The Impact of Fed-Funds Futures on Rate Cuts and Market Outlook
Nov 27, 2024 at 10:24 AM
Fed-funds futures traders have shown a significant shift in their expectations regarding rate cuts. According to the CME FedWatch Tool, the probability of a 25 basis point rate cut next month has risen from just shy of 60% on Thursday to roughly 70%. This indicates a growing belief among traders that the Federal Reserve may take action to stimulate the economy.

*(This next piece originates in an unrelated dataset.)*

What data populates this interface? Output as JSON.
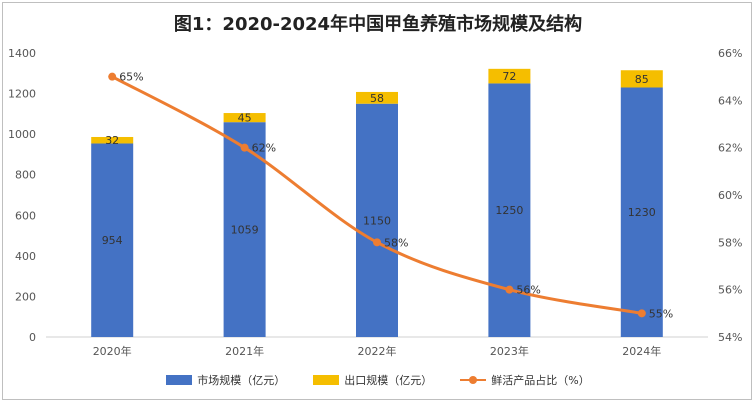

Greg Wilensky's Perspective
Greg Wilensky, head of U.S. fixed income at Janus Henderson Investors, argues that the current probability of a rate cut is still too low. In an email, he stated, "We still believe that a 25-basis point reduction to the policy rate is extremely likely. The odds of a cut are still higher than the 70% currently implied in the futures market." Wilensky believes that a combination of a very strong NFP (nonfarm payrolls) print and a higher than expected core CPI release is needed to cause a pause at the December meeting. 1: Wilensky's analysis is based on his in-depth understanding of the economic landscape. He closely monitors various economic indicators and believes that the current data does not fully reflect the need for a rate cut. His expertise in fixed income markets gives him valuable insights into the potential impact of rate changes on different asset classes. 2: By emphasizing the importance of specific economic data points, Wilensky is highlighting the complexity of forecasting policy rates. The interaction between different economic factors makes it difficult to predict with certainty the direction of interest rates. However, his view suggests that there is still a significant chance of further rate cuts in the near future.The Difficulty in Forecasting Policy Rates
Wilensky also pointed out that the path for policy rates over the next year is more challenging to predict. The economy and markets will be influenced by governmental policy decisions not only in the U.S. but also around the world. These external factors add an additional layer of uncertainty to the already complex task of forecasting interest rates. 1: The global nature of the economy means that events in one country can have ripple effects on others. For example, changes in trade policies or geopolitical tensions can impact economic growth and inflation, which in turn affect interest rate decisions. Wilensky's recognition of this global interdependence is crucial in understanding the potential trajectory of policy rates. 2: Additionally, internal factors such as domestic fiscal policies and consumer sentiment also play a significant role in shaping the economic outlook. Wilensky's expertise allows him to consider these various factors and provide a more comprehensive analysis of the future path of policy rates.The Market's Pricing and Treasury Curve Outlook
With the market pricing in a little less than 75 basis points of easing by the Fed over the next year, Wilensky believes that the odds favor more cuts. This has a positive impact on the short to intermediate part of the U.S. Treasury curve. 1: The pricing of interest rate futures reflects the market's expectations and sentiment. A lower probability of a rate hike and a higher probability of a rate cut can lead to a flattening or even an inversion of the Treasury curve. Wilensky's view suggests that the market is anticipating a more accommodative monetary policy in the coming months. 2: The implications of a more dovish monetary policy for the Treasury market are significant. Lower interest rates can stimulate borrowing and investment, which can have a positive impact on economic growth. However, it also poses challenges for fixed income investors who rely on higher yields. Wilensky's analysis helps investors navigate these complex market dynamics.